For all practical purposes, the only way in Python to modify an
object rather than rebind to a different object requires one to qualify
the destination name:

somename = someobject #rebinds
somename[x] = someobject #modifies (it is rebinding the "x"
component inside of somename)
#this syntax handles lists and
dictionaries
somename.x = someobject #modifies somename by rebinding the "x"
component inside of somename; class, instance, or imported module syntax

--
Wulfraed Dennis Lee Bieber KD6MOG
(e-mail address removed) (e-mail address removed)
HTTP://wlfraed.home.netcom.com/
(Bestiaria Support Staff: (e-mail address removed))
HTTP://www.bestiaria.com/

 

[Bjoern Schliessmann]

what's wrong with using enumerate? or a list comprehension? or
some other of the many different ways you can use to build a list
from a set of values?

Shouldn't there be one -- and preferably only one -- obvious way to
do it? 8)

Python Cookbook says "enumerate()", is this still correct with 2.5?

Regards,


Björn

 

[Fredrik Lundh]

Shouldn't there be one -- and preferably only one -- obvious way to
do it? 8)
>
Python Cookbook says "enumerate()", is this still correct with 2.5?

define "it".

</F>

 

[Roberto Bonvallet]

Shouldn't there be one -- and preferably only one -- obvious way to
do it? 8)

The obvious one is to use enumerate.
TOOWTDI allows less obvious ways to exist.

 

[Bjoern Schliessmann]

define "it".

Sorry!
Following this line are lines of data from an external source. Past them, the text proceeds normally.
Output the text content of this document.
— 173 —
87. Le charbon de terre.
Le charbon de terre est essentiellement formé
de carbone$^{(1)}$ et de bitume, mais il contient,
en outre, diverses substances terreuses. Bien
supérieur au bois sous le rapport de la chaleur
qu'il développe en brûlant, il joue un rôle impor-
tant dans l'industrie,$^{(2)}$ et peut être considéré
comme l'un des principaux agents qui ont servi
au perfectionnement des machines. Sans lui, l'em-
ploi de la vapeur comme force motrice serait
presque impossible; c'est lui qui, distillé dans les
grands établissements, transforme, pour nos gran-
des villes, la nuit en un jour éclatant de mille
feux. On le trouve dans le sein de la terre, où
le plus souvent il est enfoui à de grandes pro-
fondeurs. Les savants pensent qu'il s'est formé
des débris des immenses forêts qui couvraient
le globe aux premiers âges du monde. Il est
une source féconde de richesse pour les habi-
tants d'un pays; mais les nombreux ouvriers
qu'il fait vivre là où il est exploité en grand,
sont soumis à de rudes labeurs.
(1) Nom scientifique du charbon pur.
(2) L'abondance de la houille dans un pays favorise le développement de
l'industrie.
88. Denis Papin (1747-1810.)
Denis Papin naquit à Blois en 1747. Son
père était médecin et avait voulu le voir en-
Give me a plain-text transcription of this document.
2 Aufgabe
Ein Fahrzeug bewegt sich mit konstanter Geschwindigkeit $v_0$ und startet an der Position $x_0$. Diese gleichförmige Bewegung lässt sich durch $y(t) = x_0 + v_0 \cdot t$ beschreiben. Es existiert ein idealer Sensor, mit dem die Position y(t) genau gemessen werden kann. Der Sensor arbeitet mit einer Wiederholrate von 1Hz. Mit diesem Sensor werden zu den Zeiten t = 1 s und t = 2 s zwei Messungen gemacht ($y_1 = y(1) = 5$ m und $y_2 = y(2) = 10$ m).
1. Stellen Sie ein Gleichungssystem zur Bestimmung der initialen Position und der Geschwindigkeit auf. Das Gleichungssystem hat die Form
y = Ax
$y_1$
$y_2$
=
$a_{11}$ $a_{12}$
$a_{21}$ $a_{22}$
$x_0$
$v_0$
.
I mean iterating over a list and having the list index
available in the loop. Like:

for i, thing in enumerate(things):
pass

Regards,


Björn

 

[Fredrik Lundh]

Sorry! I mean iterating over a list and having the list index
available in the loop. Like:

for i, thing in enumerate(things):
pass

"enumerate" is the obviously right thing for this, sure. but it's not
necessarily the right thing for the OP's "I want to create a new list
based on an existing list". modifying the existing list is usually not
the most efficient way to do that.

</F>

 

[Bjoern Schliessmann]

"enumerate" is the obviously right thing for this, sure.
K.

but it's not necessarily the right thing for the OP's "I want to
create a new list based on an existing list". modifying the
existing list is usually not the most efficient way to do that.

Agreed.

Regards,


Björn